Les décisions successives du Conseil constitutionnel et de la Cour de cassation ont imposé une réforme séparée et plus ambitieuse de la garde à vue.

A. UN DISPOSITIF INITIAL COMPORTANT DES AVANCÉES CERTAINES, ENCORE AMÉLIORÉES PAR L'ASSEMBLÉE NATIONALE

Le projet de loi vise à renforcer les garanties données à la personne gardée à vue mais aussi, selon les termes de l'exposé des motifs du texte présenté par le Gouvernement, à « maîtriser » le nombre de gardes à vue .

1. Définition et conditions de recours à la garde à vue (article 1er)


• L'« audition libre »
(articles 62-2 et 62-4 du code de procédure pénale)
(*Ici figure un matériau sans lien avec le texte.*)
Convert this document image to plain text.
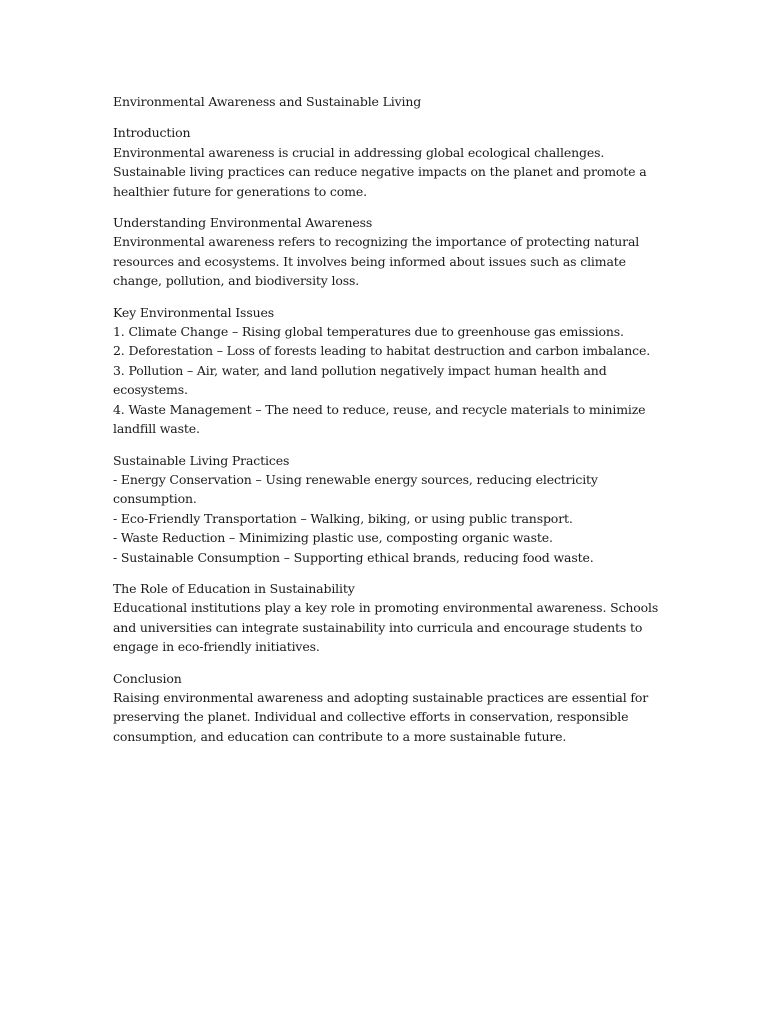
Environmental Awareness and Sustainable Living

Introduction

Environmental awareness is crucial in addressing global ecological challenges. Sustainable living practices can reduce negative impacts on the planet and promote a healthier future for generations to come.

Understanding Environmental Awareness

Environmental awareness refers to recognizing the importance of protecting natural resources and ecosystems. It involves being informed about issues such as climate change, pollution, and biodiversity loss.

Key Environmental Issues

1. Climate Change – Rising global temperatures due to greenhouse gas emissions.
2. Deforestation – Loss of forests leading to habitat destruction and carbon imbalance.
3. Pollution – Air, water, and land pollution negatively impact human health and ecosystems.
4. Waste Management – The need to reduce, reuse, and recycle materials to minimize landfill waste.

Sustainable Living Practices

- Energy Conservation – Using renewable energy sources, reducing electricity consumption.
- Eco-Friendly Transportation – Walking, biking, or using public transport.
- Waste Reduction – Minimizing plastic use, composting organic waste.
- Sustainable Consumption – Supporting ethical brands, reducing food waste.

The Role of Education in Sustainability

Educational institutions play a key role in promoting environmental awareness. Schools and universities can integrate sustainability into curricula and encourage students to engage in eco-friendly initiatives.

Conclusion

Raising environmental awareness and adopting sustainable practices are essential for preserving the planet. Individual and collective efforts in conservation, responsible consumption, and education can contribute to a more sustainable future.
Le projet de loi dans sa version initiale fixait expressément un cadre à l'audition libre d'une personne suspecte : hors les cas où celle-ci a fait l'objet d'un mandat de recherche ou a été conduite par la force publique dans les locaux des services de police, la nécessité de l'entendre sur les faits dont elle est soupçonnée n'imposait pas son placement en garde à vue dès lors que la personne consentait à être entendue librement -ce consentement exprès devant être recueilli par un officier ou un agent de police judiciaire et renouvelé à chaque nouvelle audition.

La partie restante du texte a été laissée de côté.